What Is Stream Processing?
Stream processing is the computational model where data is processed continuously as it arrives — each event or small micro-batch is processed immediately upon ingestion, rather than accumulated and processed periodically in bulk. Stream processing systems maintain persistent state (aggregations, join buffers, session windows) across events, apply time-based operations (tumbling windows, sliding windows, session windows), and emit results continuously to downstream systems.
In the data lakehouse, stream processing is the ingestion layer that feeds real-time data into Bronze Apache Iceberg tables. Apache Kafka delivers events from operational systems; stream processing engines (Apache Flink, Spark Structured Streaming) consume those events and write them to Iceberg with low latency.
Flink Stream Processing to Iceberg
Apache Flink is the leading stream processing engine for lakehouse ingestion. Key capabilities:
- Exactly-once semantics: Flink's checkpointing mechanism ensures that even after failures, each event is processed exactly once in the output Iceberg table — no duplicates, no losses
- Iceberg sink connector: Native Flink Iceberg sink supports both append-only (Bronze CDC ingestion) and UPSERT mode (Silver current-state CDC tables)
- Watermark-based event time: Flink processes events by event time (when they occurred) rather than processing time (when they arrive) — correctly handling late-arriving events for accurate time-series aggregations
- Stateful stream joins: Flink can join streams with lookups against Iceberg tables (dimension lookups) or join two streams together within time windows

Micro-Batch vs True Streaming
Two stream processing models exist for lakehouse ingestion:
- True streaming (event-by-event): Apache Flink's default model. Each event is processed immediately as it arrives. Minimum latency. Used for time-critical workloads.

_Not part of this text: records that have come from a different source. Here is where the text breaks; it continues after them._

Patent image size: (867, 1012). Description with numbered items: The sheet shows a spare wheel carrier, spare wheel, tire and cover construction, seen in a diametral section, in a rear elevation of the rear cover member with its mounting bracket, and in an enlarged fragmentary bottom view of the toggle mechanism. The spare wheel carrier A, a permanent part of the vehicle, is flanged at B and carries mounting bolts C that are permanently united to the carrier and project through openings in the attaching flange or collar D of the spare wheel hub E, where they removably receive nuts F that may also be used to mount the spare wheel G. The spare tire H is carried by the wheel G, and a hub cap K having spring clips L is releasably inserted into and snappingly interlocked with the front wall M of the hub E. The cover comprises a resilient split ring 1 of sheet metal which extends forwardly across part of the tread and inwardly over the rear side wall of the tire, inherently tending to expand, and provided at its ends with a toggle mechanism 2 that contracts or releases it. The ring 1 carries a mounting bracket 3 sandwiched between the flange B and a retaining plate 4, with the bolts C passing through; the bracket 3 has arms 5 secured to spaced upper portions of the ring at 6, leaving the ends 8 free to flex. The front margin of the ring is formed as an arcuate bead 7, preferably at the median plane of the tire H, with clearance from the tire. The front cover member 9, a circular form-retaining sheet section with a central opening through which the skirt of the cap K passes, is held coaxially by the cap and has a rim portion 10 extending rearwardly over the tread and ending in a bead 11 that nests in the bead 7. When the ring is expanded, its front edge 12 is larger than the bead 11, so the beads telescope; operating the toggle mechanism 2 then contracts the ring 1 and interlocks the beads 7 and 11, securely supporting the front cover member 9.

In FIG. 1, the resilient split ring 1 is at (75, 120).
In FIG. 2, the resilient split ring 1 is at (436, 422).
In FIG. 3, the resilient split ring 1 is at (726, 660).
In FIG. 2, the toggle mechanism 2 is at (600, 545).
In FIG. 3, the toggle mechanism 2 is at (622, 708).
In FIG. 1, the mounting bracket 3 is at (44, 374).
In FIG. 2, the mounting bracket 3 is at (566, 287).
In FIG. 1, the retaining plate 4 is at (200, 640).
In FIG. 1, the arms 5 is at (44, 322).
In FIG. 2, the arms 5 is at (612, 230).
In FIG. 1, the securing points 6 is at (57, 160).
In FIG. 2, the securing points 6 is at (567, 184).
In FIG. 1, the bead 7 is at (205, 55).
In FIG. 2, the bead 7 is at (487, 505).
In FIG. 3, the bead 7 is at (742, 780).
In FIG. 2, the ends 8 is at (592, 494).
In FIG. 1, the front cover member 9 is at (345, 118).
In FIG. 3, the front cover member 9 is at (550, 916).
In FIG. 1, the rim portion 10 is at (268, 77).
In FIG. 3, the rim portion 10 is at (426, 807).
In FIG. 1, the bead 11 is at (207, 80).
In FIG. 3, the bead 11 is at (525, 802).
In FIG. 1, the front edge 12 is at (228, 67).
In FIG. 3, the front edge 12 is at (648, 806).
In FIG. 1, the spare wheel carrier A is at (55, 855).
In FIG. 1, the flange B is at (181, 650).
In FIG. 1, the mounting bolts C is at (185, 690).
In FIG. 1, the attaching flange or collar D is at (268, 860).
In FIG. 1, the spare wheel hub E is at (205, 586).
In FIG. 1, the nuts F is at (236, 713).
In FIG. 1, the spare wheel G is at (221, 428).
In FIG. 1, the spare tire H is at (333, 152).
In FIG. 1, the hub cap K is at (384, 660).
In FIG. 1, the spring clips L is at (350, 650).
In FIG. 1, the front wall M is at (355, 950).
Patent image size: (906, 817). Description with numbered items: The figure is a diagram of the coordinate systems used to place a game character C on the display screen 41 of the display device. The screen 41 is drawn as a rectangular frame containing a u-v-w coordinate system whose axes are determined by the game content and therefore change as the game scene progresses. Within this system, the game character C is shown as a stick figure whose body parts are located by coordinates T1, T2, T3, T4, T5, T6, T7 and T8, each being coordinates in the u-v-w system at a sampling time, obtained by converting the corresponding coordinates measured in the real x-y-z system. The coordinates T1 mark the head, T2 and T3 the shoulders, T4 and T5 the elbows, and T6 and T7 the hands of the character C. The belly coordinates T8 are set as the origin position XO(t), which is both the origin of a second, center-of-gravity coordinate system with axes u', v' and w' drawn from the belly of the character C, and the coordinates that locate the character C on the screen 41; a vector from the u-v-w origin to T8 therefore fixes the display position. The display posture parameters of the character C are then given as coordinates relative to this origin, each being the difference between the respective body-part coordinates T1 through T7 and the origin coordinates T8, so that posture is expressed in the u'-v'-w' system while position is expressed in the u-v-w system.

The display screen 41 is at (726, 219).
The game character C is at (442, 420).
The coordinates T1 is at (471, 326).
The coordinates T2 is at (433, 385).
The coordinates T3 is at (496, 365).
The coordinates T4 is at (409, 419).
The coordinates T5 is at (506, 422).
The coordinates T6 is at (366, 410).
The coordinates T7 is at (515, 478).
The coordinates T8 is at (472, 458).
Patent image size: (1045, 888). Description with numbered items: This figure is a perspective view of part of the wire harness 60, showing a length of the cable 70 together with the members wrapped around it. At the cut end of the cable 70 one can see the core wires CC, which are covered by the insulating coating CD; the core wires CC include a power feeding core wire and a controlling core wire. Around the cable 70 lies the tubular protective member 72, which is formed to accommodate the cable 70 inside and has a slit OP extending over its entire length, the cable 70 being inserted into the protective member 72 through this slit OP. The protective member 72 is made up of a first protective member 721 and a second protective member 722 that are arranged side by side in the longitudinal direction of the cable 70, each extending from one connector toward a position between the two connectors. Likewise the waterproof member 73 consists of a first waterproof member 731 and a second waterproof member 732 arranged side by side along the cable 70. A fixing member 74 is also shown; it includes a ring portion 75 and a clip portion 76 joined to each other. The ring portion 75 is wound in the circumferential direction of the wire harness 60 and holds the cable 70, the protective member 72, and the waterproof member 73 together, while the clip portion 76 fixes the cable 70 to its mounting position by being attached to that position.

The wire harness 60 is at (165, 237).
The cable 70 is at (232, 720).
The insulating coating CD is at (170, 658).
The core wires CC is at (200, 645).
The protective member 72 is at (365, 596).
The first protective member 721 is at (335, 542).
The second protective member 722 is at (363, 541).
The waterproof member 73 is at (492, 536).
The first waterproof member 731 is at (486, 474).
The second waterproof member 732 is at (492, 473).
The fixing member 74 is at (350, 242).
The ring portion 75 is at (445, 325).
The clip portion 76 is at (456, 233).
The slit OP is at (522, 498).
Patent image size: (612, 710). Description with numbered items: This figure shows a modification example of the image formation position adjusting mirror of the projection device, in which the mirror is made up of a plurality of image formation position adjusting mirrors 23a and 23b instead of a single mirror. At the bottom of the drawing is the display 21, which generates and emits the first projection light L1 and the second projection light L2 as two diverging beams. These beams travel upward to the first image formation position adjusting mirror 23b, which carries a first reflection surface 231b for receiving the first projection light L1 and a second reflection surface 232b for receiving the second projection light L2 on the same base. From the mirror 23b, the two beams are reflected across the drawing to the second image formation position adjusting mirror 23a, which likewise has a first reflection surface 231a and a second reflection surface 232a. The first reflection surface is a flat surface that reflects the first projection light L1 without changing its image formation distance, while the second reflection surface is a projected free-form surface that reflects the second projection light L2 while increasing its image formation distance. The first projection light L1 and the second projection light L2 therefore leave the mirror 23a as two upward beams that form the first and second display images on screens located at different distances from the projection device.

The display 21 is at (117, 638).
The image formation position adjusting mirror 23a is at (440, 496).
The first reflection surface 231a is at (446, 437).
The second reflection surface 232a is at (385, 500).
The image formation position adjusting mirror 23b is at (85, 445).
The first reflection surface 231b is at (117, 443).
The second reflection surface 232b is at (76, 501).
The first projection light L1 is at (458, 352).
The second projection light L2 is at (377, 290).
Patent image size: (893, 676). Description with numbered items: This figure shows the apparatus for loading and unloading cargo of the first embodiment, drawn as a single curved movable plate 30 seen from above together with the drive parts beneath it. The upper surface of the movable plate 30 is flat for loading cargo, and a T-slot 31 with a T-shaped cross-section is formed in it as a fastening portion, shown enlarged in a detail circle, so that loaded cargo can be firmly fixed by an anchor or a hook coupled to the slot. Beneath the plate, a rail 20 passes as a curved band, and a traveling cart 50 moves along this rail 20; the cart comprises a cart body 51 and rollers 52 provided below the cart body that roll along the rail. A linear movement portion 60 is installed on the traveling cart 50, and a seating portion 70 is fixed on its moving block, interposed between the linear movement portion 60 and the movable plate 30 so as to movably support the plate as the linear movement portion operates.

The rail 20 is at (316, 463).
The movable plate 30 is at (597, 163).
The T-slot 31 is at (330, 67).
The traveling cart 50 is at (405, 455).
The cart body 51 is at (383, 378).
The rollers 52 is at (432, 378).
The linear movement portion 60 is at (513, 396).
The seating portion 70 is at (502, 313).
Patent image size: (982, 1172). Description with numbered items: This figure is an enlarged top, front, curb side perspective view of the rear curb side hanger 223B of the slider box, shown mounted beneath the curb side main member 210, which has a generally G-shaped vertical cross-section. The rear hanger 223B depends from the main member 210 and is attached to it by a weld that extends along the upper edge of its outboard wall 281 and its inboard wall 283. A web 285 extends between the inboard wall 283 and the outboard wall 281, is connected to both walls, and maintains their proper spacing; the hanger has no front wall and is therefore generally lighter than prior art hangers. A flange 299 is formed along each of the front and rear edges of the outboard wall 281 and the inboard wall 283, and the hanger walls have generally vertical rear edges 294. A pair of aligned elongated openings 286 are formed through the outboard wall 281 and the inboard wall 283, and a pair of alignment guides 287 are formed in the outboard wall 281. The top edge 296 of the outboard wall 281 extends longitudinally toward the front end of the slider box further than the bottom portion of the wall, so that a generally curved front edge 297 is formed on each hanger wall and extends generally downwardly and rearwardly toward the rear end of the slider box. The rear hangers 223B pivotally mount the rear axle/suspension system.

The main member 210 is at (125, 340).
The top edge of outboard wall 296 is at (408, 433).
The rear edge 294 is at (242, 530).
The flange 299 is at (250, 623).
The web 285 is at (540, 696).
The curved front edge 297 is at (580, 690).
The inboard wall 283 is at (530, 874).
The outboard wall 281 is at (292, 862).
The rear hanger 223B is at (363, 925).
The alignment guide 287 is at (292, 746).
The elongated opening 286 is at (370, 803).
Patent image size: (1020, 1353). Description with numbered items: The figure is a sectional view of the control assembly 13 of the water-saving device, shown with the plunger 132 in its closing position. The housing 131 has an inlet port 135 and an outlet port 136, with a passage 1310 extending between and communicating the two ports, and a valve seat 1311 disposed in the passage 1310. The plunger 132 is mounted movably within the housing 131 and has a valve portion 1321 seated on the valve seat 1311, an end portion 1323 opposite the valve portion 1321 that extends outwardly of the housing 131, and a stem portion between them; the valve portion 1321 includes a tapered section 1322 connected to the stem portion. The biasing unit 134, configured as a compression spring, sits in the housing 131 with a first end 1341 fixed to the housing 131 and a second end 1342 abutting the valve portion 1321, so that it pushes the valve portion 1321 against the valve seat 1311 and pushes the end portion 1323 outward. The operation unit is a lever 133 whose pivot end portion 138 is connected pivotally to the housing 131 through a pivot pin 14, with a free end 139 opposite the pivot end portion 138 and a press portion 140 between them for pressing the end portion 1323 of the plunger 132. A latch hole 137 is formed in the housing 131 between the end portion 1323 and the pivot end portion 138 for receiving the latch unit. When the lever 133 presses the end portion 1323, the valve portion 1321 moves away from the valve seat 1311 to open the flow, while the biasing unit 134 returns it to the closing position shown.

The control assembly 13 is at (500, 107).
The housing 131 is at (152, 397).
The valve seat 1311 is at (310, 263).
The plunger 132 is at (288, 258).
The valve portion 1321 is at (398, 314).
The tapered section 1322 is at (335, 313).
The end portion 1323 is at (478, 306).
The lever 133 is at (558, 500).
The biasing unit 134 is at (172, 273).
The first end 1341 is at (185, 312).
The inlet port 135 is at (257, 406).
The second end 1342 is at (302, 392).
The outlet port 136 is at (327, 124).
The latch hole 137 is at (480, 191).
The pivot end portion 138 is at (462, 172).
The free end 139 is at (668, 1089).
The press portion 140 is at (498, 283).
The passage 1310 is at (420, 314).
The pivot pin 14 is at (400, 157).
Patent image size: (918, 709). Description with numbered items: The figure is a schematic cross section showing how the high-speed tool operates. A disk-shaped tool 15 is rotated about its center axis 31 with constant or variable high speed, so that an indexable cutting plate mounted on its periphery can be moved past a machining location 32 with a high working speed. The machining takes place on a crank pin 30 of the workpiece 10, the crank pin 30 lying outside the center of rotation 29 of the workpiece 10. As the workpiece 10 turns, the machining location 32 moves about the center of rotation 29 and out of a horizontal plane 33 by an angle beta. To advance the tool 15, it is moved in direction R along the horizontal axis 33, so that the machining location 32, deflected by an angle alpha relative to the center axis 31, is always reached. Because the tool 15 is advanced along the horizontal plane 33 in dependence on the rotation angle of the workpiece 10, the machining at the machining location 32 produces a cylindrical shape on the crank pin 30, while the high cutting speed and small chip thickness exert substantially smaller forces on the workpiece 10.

- Micro-batch streaming: Spark Structured Streaming's model. Events are accumulated over a short interval (seconds to minutes) and processed as a small batch. Higher throughput per resource unit, slightly higher latency. Simpler to reason about — each micro-batch is a mini-ETL job.
For Iceberg ingestion, micro-batch Spark Structured Streaming is often sufficient (providing minute-level freshness) and simpler to operate than Flink. True streaming Flink is used when second-level freshness is required or when complex stateful operations (session detection, fraud pattern matching) are needed.

Summary
Stream processing is the real-time ingestion capability that keeps data lakehouse data fresh for operational analytics. By combining Apache Kafka as the event transport layer with Apache Flink or Spark Structured Streaming for continuous processing and Apache Iceberg as the ACID-safe destination, organizations achieve second-to-minute data freshness in their Bronze tables without sacrificing the governance, time travel, and schema evolution capabilities that make Iceberg the superior lakehouse table format.